Qwokka / Cetus

Browser extension for hacking WebAssembly games a la Cheat Engine
Apache License 2.0
528 stars 45 forks source link

request: Pattern matching #60

Open Riddle1001 opened 1 year ago

Riddle1001 commented 1 year ago
        i32.load8_s align=0 offset=64
        i32.const 0
        i32.ne 
        tee_local 1
        i32.const 100

I have some code like this, but every time the game has some updates (whether it be big, or a small hotfix), I have to find the function again. The game gets updated often, but never has the body of this function changed, none the less I have to find this function because it's index changed. Possibly a feature to pattern match & replace some specific code could be useful. In the above snippet example, I need to replace i32.const 0 with i32.const 1. Would be a nice feature, possibly I will try to add it soon. Perhaps it's really hard to generalize a pattern automatically like this, i don't know.

Qwokka commented 1 year ago

Good suggestion.

It's been a while since I've used pattern matching in gamehacking tools. Last I remember it looked something like "x??x??x??x" where "x" refers to a specific byte and "?" can refer to anything.

Is that still the standard or are their better examples of pattern matching?

Riddle1001 commented 1 year ago

Good suggestion.

It's been a while since I've used pattern matching in gamehacking tools. Last I remember it looked something like "x??x??x??x" where "x" refers to a specific byte and "?" can refer to anything.

Is that still the standard or are their better examples of pattern matching?

I haven't really done to much gamehacking, just knew about the concept of pattern matching, but researching I found someone reply to a similar question with this:

In simple terms:

First of all pattern scanning is only useful if the provided pattern is unique or the first result is relevant.
Now you need to mask out the "may change" bytes like pointers or offsets.
However most plugins automatically do that masking for you.

For instance, the mask will look like this
Code:
"xxx????xx??xx"
Or the more popular way lately
Code:
"01 8B 01 8B ? ?"
Note, that the first example will also need a byte array to check against the mask.
The second example shows a byte "array" combined with the mask. In this case "?" denotes an unknown byte and anything else a constant byte.

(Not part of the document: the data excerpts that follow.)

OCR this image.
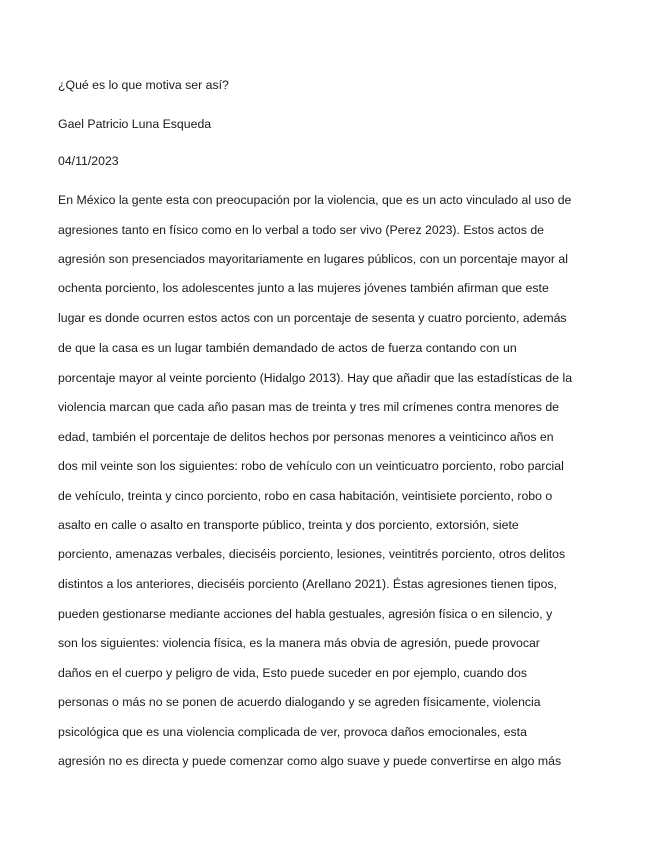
¿Qué es lo que motiva ser así?
Gael Patricio Luna Esqueda
04/11/2023
En México la gente esta con preocupación por la violencia, que es un acto vinculado al uso de
agresiones tanto en físico como en lo verbal a todo ser vivo (Perez 2023). Estos actos de
agresión son presenciados mayoritariamente en lugares públicos, con un porcentaje mayor al
ochenta porciento, los adolescentes junto a las mujeres jóvenes también afirman que este
lugar es donde ocurren estos actos con un porcentaje de sesenta y cuatro porciento, además
de que la casa es un lugar también demandado de actos de fuerza contando con un
porcentaje mayor al veinte porciento (Hidalgo 2013). Hay que añadir que las estadísticas de la
violencia marcan que cada año pasan mas de treinta y tres mil crímenes contra menores de
edad, también el porcentaje de delitos hechos por personas menores a veinticinco años en
dos mil veinte son los siguientes: robo de vehículo con un veinticuatro porciento, robo parcial
de vehículo, treinta y cinco porciento, robo en casa habitación, veintisiete porciento, robo o
asalto en calle o asalto en transporte público, treinta y dos porciento, extorsión, siete
porciento, amenazas verbales, dieciséis porciento, lesiones, veintitrés porciento, otros delitos
distintos a los anteriores, dieciséis porciento (Arellano 2021). Éstas agresiones tienen tipos,
pueden gestionarse mediante acciones del habla gestuales, agresión física o en silencio, y
son los siguientes: violencia física, es la manera más obvia de agresión, puede provocar
daños en el cuerpo y peligro de vida, Esto puede suceder en por ejemplo, cuando dos
personas o más no se ponen de acuerdo dialogando y se agreden físicamente, violencia
psicológica que es una violencia complicada de ver, provoca daños emocionales, esta
agresión no es directa y puede comenzar como algo suave y puede convertirse en algo más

Now everything you need to do is loop through the memory region this code pattern is in (bytewise),
and for every iteration you parse the pattern string and compare it to the real bytes.
If the comparison was successful, you found the code pattern and return the address to the first byte matching.
Qwokka commented 1 year ago

I think I like the second example a bit more. I'll try to work on this. If anyone has any suggestions related in the meantime, please put them here.